June 1 Icebergs in LeConte Bay
It is easy to spot the entrance to LeConte Bay. Be on the lookout for a fleet of icebergs grounded on the entry reef extending from the north shore. In some previous years we have seen huge armadas of bergs
drifting along Frederick Sound just outside Petersburg Harbor, but not this
year. No, today we had to travel 23nm southeast of town to view the calved
icebergs at the source.
We wove our way through floating bergs, keeping a
cautious distance from the larger ones since the bulk of their mass is unseen,
hidden underwater by the cloudy celadon-colored, glacial-melt water. Several
smaller bergs rolled over, unstable as the warmer seawater melted part of the
underwater mass resulting in a top-heavy condition.
The bergs grew more closely packed as we traveled farther up
the bay, finally stopping us just before the last s-bend. We didn’t make it all
of the way up to the face of LeConte glacier, never even saw it. It didn't matter, we thoroughly
enjoyed our morning iceberg cruise in LeConte Bay anyway.
Photo: Nobeltec Navigation display - the red arrowed line shows our route, the green boat figure represents the boat's location. |
Photo: dots on the radar screen represent the largest icebergs in a one-mile range of the boat. The curving solid masses whow the shoreline. |
Factoids from the 2015 Petersburg Viking Visitor Guide:
*-LeConte Bay and LeConte Glacier were named in 1887 for Joseph LeConte, professor of geology at the University of California.
*-LeConte Glacier… is perhaps the most studied glacier in the world. For 23 consecutive years student teams from PHS have surveyed the face and tracked the glacier’s movement.
*-The snowfield above the glacier runs up the Stikine River valley.It has the distinction of being the southernmost active tidewater glacier in North America.

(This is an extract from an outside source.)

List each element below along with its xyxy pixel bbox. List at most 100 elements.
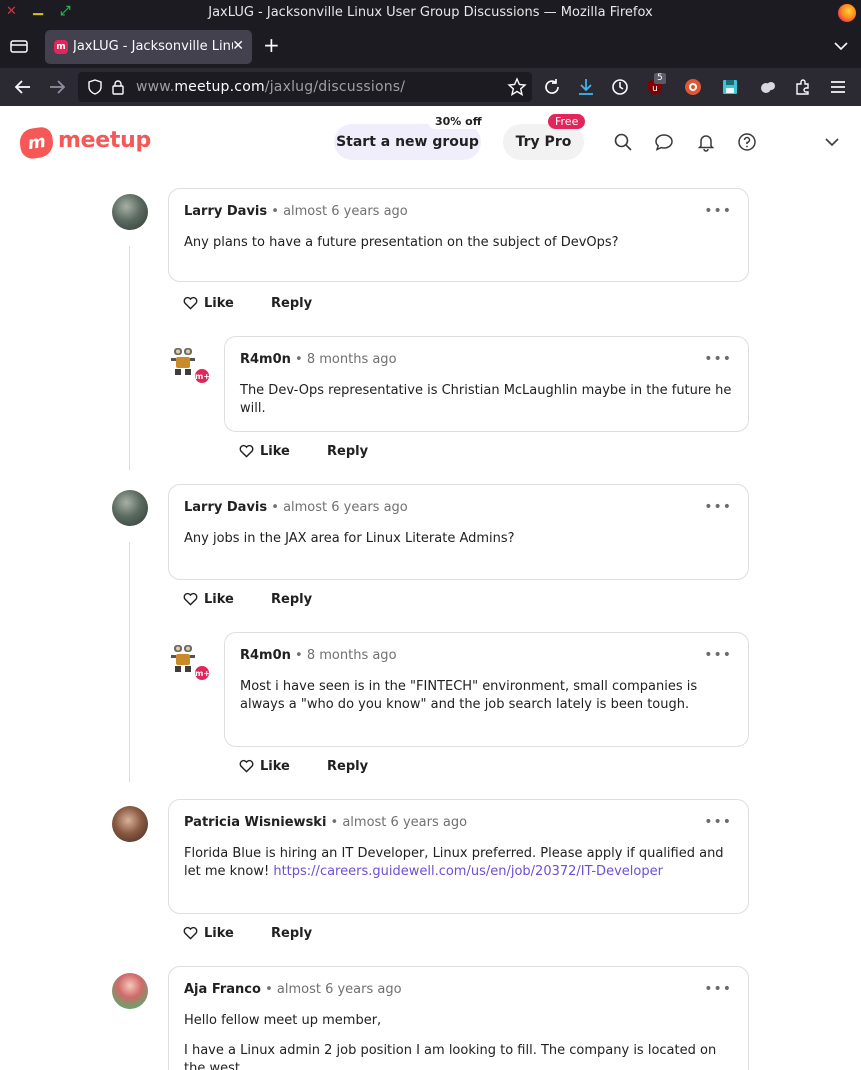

*-The spring of 1998 saw the waters of Frederick Sound choked with bergs after a half-mile of ice from the glacier calved into the bay.
*-LeConte Glacier (is like) a tube of toothpaste. The more snow pack and weight that compresses the ice further up the valley, the more ice advances into the bay.
*-For the past decade, the face of the glacier has remained stable… within an average distance of 92 yards of its 1999 position. It’s tendency is to move forward with the spring melts, retreating again in the fall. LeConte has retreated 1.2 miles since 1991.
*-In some places the ice has been measured at 4400 feet thick.
*-At the terminus, about 200 feet of ice rise above sea level, and 800 feet are hidden below the waterline of the bay.